Não há democracia sem a presença do advogado criminal

No Brasil, chama a atenção a demonização sobre quem se propõe a lançar críticas ao sistema, por mais técnicas e científicas que elas sejam, a ponto de, recentemente, um ministro do STF, por ter dito o óbvio – que condução coercitiva é medida excepcional e deve ocorrer somente se a pessoa frustra a realização de sua oitiva regularmente designada –, ter sofrido uma enxurrada de ataques, alguns de descortesia ímpar, como se não se tratasse de jurista reconhecidamente sério que nada mais fez que se manifestar tecnicamente sobre um tema.

Nesse sentido, a advocacia criminal passou a ser continuamente hostilizada e posta na condição de inimiga primeira da sociedade, o que é preciso desconstruir, pois enfeixa uma perigosa forma de permitir o agigantamento do desejo autoritário sempre latente em parcela da sociedade.

Por exemplo, durante a Inquisição nenhum advogado aceitava defender mulheres acusadas de bruxaria, pois, ato contínuo, seria também acusado de simpatizante do demônio, processado, torturado e executado, de forma que centenas de mulheres inocentes foram mortas, sem ter nem sequer alguém que falasse em seu favor.

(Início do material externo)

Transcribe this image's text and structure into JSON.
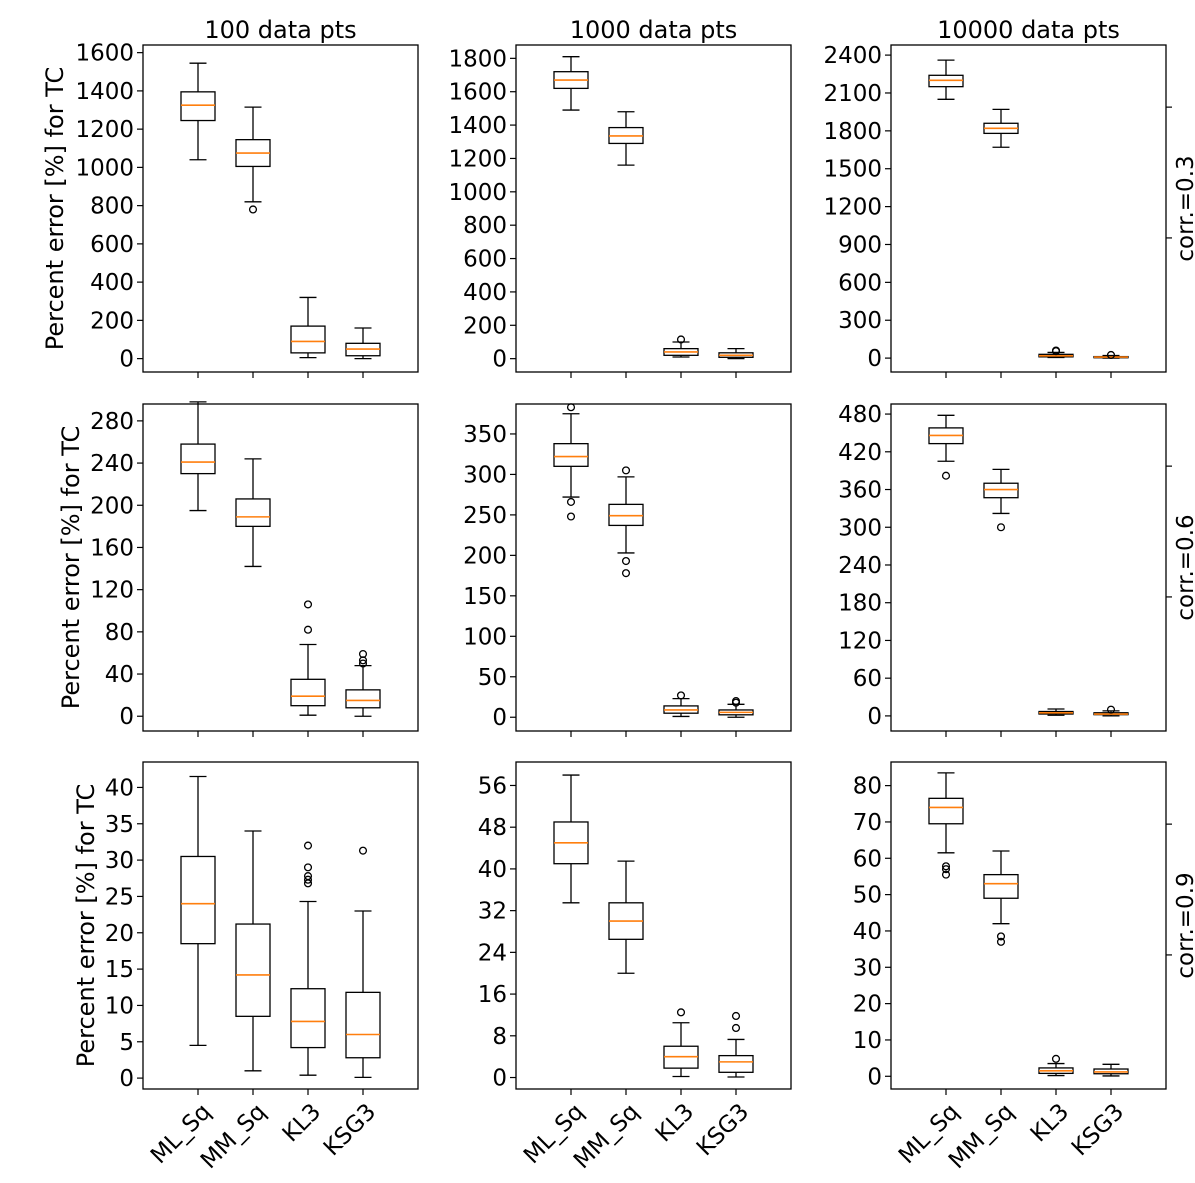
{
  "chart_data": {
    "type": "box",
    "categories": [
      "ML_Sq",
      "MM_Sq",
      "KL3",
      "KSG3"
    ],
    "column_titles": [
      "100 data pts",
      "1000 data pts",
      "10000 data pts"
    ],
    "row_labels": [
      "corr.=0.3",
      "corr.=0.6",
      "corr.=0.9"
    ],
    "ylabel": "Percent error [%] for TC",
    "colors": {
      "median": "#ff7f0e",
      "box": "#000000"
    },
    "panels": [
      [
        {
          "ylim": [
            -70,
            1640
          ],
          "yticks": [
            0,
            200,
            400,
            600,
            800,
            1000,
            1200,
            1400,
            1600
          ],
          "boxes": [
            {
              "whislo": 1040,
              "q1": 1245,
              "med": 1325,
              "q3": 1395,
              "whishi": 1545,
              "fliers": []
            },
            {
              "whislo": 820,
              "q1": 1005,
              "med": 1075,
              "q3": 1145,
              "whishi": 1315,
              "fliers": [
                780
              ]
            },
            {
              "whislo": 5,
              "q1": 30,
              "med": 90,
              "q3": 170,
              "whishi": 320,
              "fliers": []
            },
            {
              "whislo": 0,
              "q1": 15,
              "med": 50,
              "q3": 80,
              "whishi": 160,
              "fliers": []
            }
          ]
        },
        {
          "ylim": [
            -80,
            1880
          ],
          "yticks": [
            0,
            200,
            400,
            600,
            800,
            1000,
            1200,
            1400,
            1600,
            1800
          ],
          "boxes": [
            {
              "whislo": 1490,
              "q1": 1620,
              "med": 1670,
              "q3": 1720,
              "whishi": 1810,
              "fliers": []
            },
            {
              "whislo": 1160,
              "q1": 1290,
              "med": 1335,
              "q3": 1385,
              "whishi": 1480,
              "fliers": []
            },
            {
              "whislo": 10,
              "q1": 20,
              "med": 40,
              "q3": 60,
              "whishi": 100,
              "fliers": [
                115
              ]
            },
            {
              "whislo": 0,
              "q1": 8,
              "med": 20,
              "q3": 35,
              "whishi": 60,
              "fliers": []
            }
          ]
        },
        {
          "ylim": [
            -110,
            2480
          ],
          "yticks": [
            0,
            300,
            600,
            900,
            1200,
            1500,
            1800,
            2100,
            2400
          ],
          "boxes": [
            {
              "whislo": 2050,
              "q1": 2150,
              "med": 2200,
              "q3": 2240,
              "whishi": 2360,
              "fliers": []
            },
            {
              "whislo": 1670,
              "q1": 1780,
              "med": 1820,
              "q3": 1860,
              "whishi": 1970,
              "fliers": []
            },
            {
              "whislo": 5,
              "q1": 10,
              "med": 18,
              "q3": 30,
              "whishi": 45,
              "fliers": [
                55,
                60
              ]
            },
            {
              "whislo": 0,
              "q1": 3,
              "med": 8,
              "q3": 12,
              "whishi": 20,
              "fliers": [
                25
              ]
            }
          ]
        }
      ],
      [
        {
          "ylim": [
            -14,
            296
          ],
          "yticks": [
            0,
            40,
            80,
            120,
            160,
            200,
            240,
            280
          ],
          "boxes": [
            {
              "whislo": 195,
              "q1": 230,
              "med": 241,
              "q3": 258,
              "whishi": 298,
              "fliers": []
            },
            {
              "whislo": 142,
              "q1": 180,
              "med": 189,
              "q3": 206,
              "whishi": 244,
              "fliers": []
            },
            {
              "whislo": 1,
              "q1": 10,
              "med": 19,
              "q3": 35,
              "whishi": 68,
              "fliers": [
                82,
                106
              ]
            },
            {
              "whislo": 0,
              "q1": 8,
              "med": 15,
              "q3": 25,
              "whishi": 48,
              "fliers": [
                50,
                53,
                59
              ]
            }
          ]
        },
        {
          "ylim": [
            -17,
            387
          ],
          "yticks": [
            0,
            50,
            100,
            150,
            200,
            250,
            300,
            350
          ],
          "boxes": [
            {
              "whislo": 272,
              "q1": 310,
              "med": 322,
              "q3": 338,
              "whishi": 375,
              "fliers": [
                248,
                266,
                383
              ]
            },
            {
              "whislo": 203,
              "q1": 237,
              "med": 249,
              "q3": 263,
              "whishi": 297,
              "fliers": [
                178,
                193,
                305
              ]
            },
            {
              "whislo": 1,
              "q1": 5,
              "med": 9,
              "q3": 14,
              "whishi": 23,
              "fliers": [
                27
              ]
            },
            {
              "whislo": 0,
              "q1": 3,
              "med": 6,
              "q3": 9,
              "whishi": 16,
              "fliers": [
                18,
                20
              ]
            }
          ]
        },
        {
          "ylim": [
            -24,
            496
          ],
          "yticks": [
            0,
            60,
            120,
            180,
            240,
            300,
            360,
            420,
            480
          ],
          "boxes": [
            {
              "whislo": 405,
              "q1": 433,
              "med": 446,
              "q3": 458,
              "whishi": 478,
              "fliers": [
                382
              ]
            },
            {
              "whislo": 322,
              "q1": 347,
              "med": 360,
              "q3": 370,
              "whishi": 392,
              "fliers": [
                300
              ]
            },
            {
              "whislo": 1,
              "q1": 3,
              "med": 5,
              "q3": 7,
              "whishi": 11,
              "fliers": []
            },
            {
              "whislo": 0,
              "q1": 2,
              "med": 3,
              "q3": 5,
              "whishi": 8,
              "fliers": [
                10
              ]
            }
          ]
        }
      ],
      [
        {
          "ylim": [
            -1.5,
            43.5
          ],
          "yticks": [
            0,
            5,
            10,
            15,
            20,
            25,
            30,
            35,
            40
          ],
          "boxes": [
            {
              "whislo": 4.5,
              "q1": 18.5,
              "med": 24.0,
              "q3": 30.5,
              "whishi": 41.5,
              "fliers": []
            },
            {
              "whislo": 1.0,
              "q1": 8.5,
              "med": 14.2,
              "q3": 21.2,
              "whishi": 34.0,
              "fliers": []
            },
            {
              "whislo": 0.4,
              "q1": 4.2,
              "med": 7.8,
              "q3": 12.3,
              "whishi": 24.3,
              "fliers": [
                26.8,
                27.3,
                27.8,
                29.0,
                32.0
              ]
            },
            {
              "whislo": 0.1,
              "q1": 2.8,
              "med": 6.0,
              "q3": 11.8,
              "whishi": 23.0,
              "fliers": [
                31.3
              ]
            }
          ]
        },
        {
          "ylim": [
            -2.2,
            60.5
          ],
          "yticks": [
            0,
            8,
            16,
            24,
            32,
            40,
            48,
            56
          ],
          "boxes": [
            {
              "whislo": 33.5,
              "q1": 41.0,
              "med": 45.0,
              "q3": 49.0,
              "whishi": 58.0,
              "fliers": []
            },
            {
              "whislo": 20.0,
              "q1": 26.5,
              "med": 30.0,
              "q3": 33.5,
              "whishi": 41.5,
              "fliers": []
            },
            {
              "whislo": 0.2,
              "q1": 1.8,
              "med": 4.0,
              "q3": 6.0,
              "whishi": 10.5,
              "fliers": [
                12.5
              ]
            },
            {
              "whislo": 0.1,
              "q1": 1.0,
              "med": 3.0,
              "q3": 4.2,
              "whishi": 7.3,
              "fliers": [
                9.5,
                11.8
              ]
            }
          ]
        },
        {
          "ylim": [
            -3.5,
            86.5
          ],
          "yticks": [
            0,
            10,
            20,
            30,
            40,
            50,
            60,
            70,
            80
          ],
          "boxes": [
            {
              "whislo": 61.5,
              "q1": 69.5,
              "med": 74.0,
              "q3": 76.5,
              "whishi": 83.5,
              "fliers": [
                55.5,
                57.0,
                57.8
              ]
            },
            {
              "whislo": 42.0,
              "q1": 49.0,
              "med": 53.0,
              "q3": 55.5,
              "whishi": 62.0,
              "fliers": [
                37.0,
                38.5
              ]
            },
            {
              "whislo": 0.2,
              "q1": 0.8,
              "med": 1.5,
              "q3": 2.3,
              "whishi": 3.5,
              "fliers": [
                4.8
              ]
            },
            {
              "whislo": 0.1,
              "q1": 0.7,
              "med": 1.2,
              "q3": 2.0,
              "whishi": 3.3,
              "fliers": []
            }
          ]
        }
      ]
    ]
  }
}
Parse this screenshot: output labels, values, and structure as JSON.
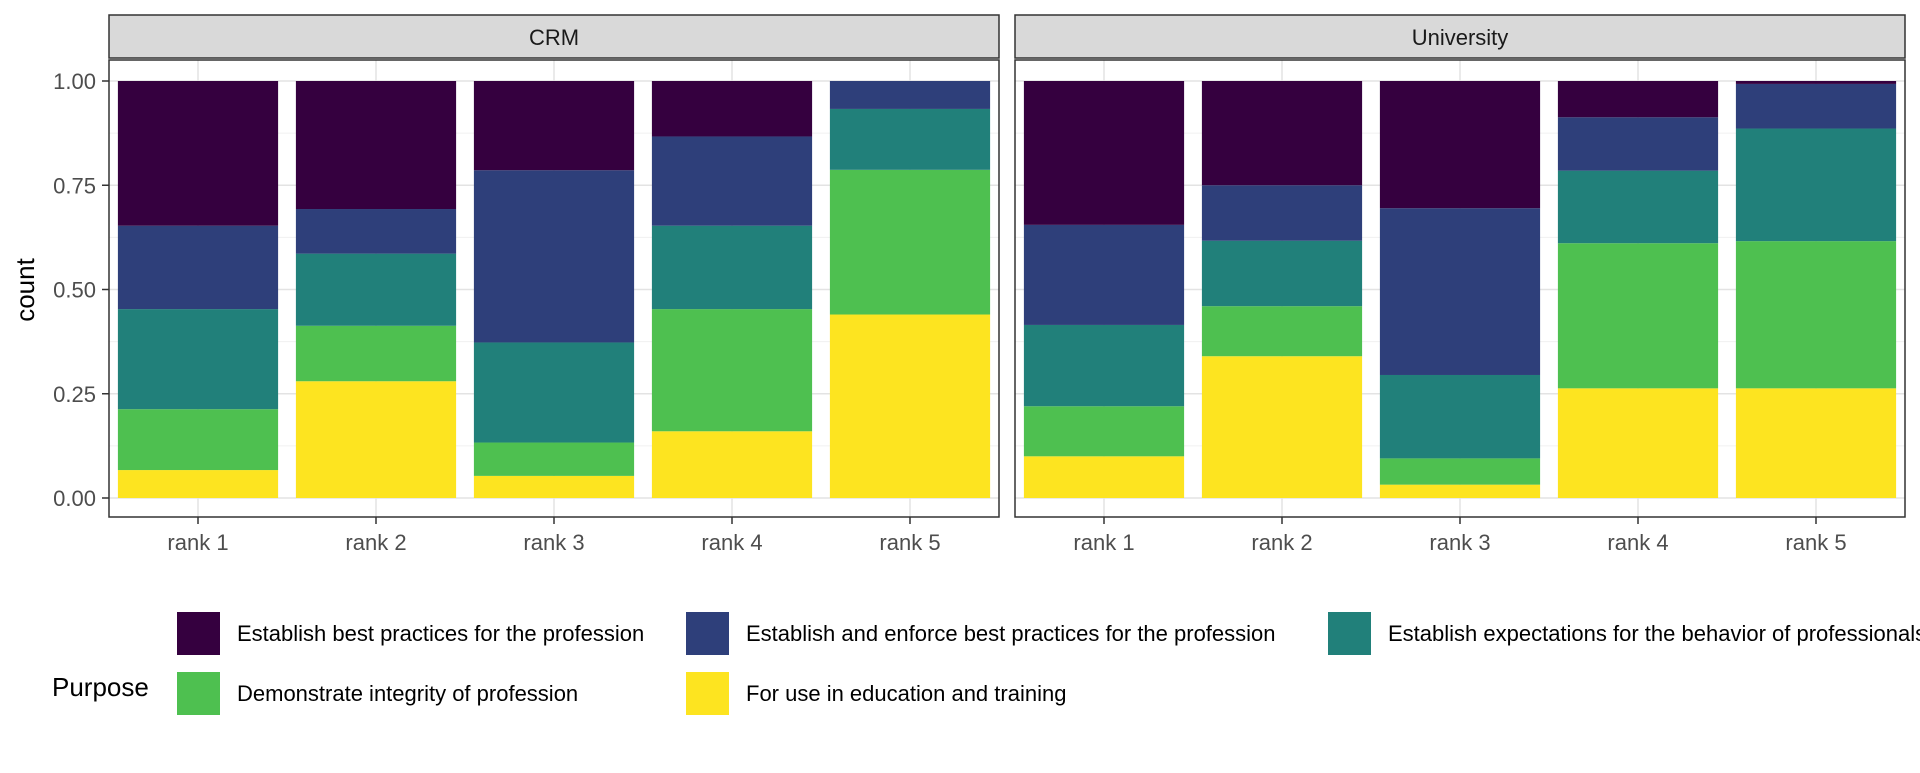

Situação semelhante ocorreu nos regimes nazifascistas, em que quem se propusesse a defender um acusado de crime contra o Estado imediatamente assumia a condição de suspeito.

É da essência da advocacia criminal carregar a antipatia social contra o acusado, mas é extremamente preocupante ver os agentes do Estado, que devem atuar de forma racionalizante das relações, cederem ao impulso emocional da coletividade e ingressarem em uma espécie de “onda” criminalizante da advocacia criminal, pois com isso se desenha o modelo do total agigantamento do poder punitivo, estruturante dos regimes autoritários, com a retirada da capacidade de contraposição à retórica acusatória, e isto independentemente dos coloridos atualmente muito na moda da sociedade brasileira, direita ou esquerda – pois Mussolini, na direita, não foi menos pernicioso que Stalin na esquerda, ou vice-versa.

Quando da incompreensão social para com a relevante tarefa do advogado criminal há o ingresso na incompreensão pelos agentes do Estado, responsáveis pelo processo criminal, ocorre indisfarçável prevalência da irracionalidade e da transformação dos acusados em objetos, que, independentemente de serem culpados ou inocentes, devem servir, a partir da suspeita que já é tomada como prova suficiente, para provocar satisfação coletiva e aplacar por alguns momentos a sensação de pânico previamente gerada.

Não há democracia sem a presença do advogado criminal, pois é ele que irá falhar às vezes, acertar em outras oportunidades, mas sempre estará a suportar o peso do desejo punitivo do Estado, para que, se condenação houver, que seja dentro da legitimidade democrática, com rigorosa observância ao devido processo legal e certeza de que o acusado pôde apresentar todos os seus argumentos e provas, tendo sua culpa sido demonstrada de forma segura.

Adel El Tasse é procurador federal e professor de Direito Penal.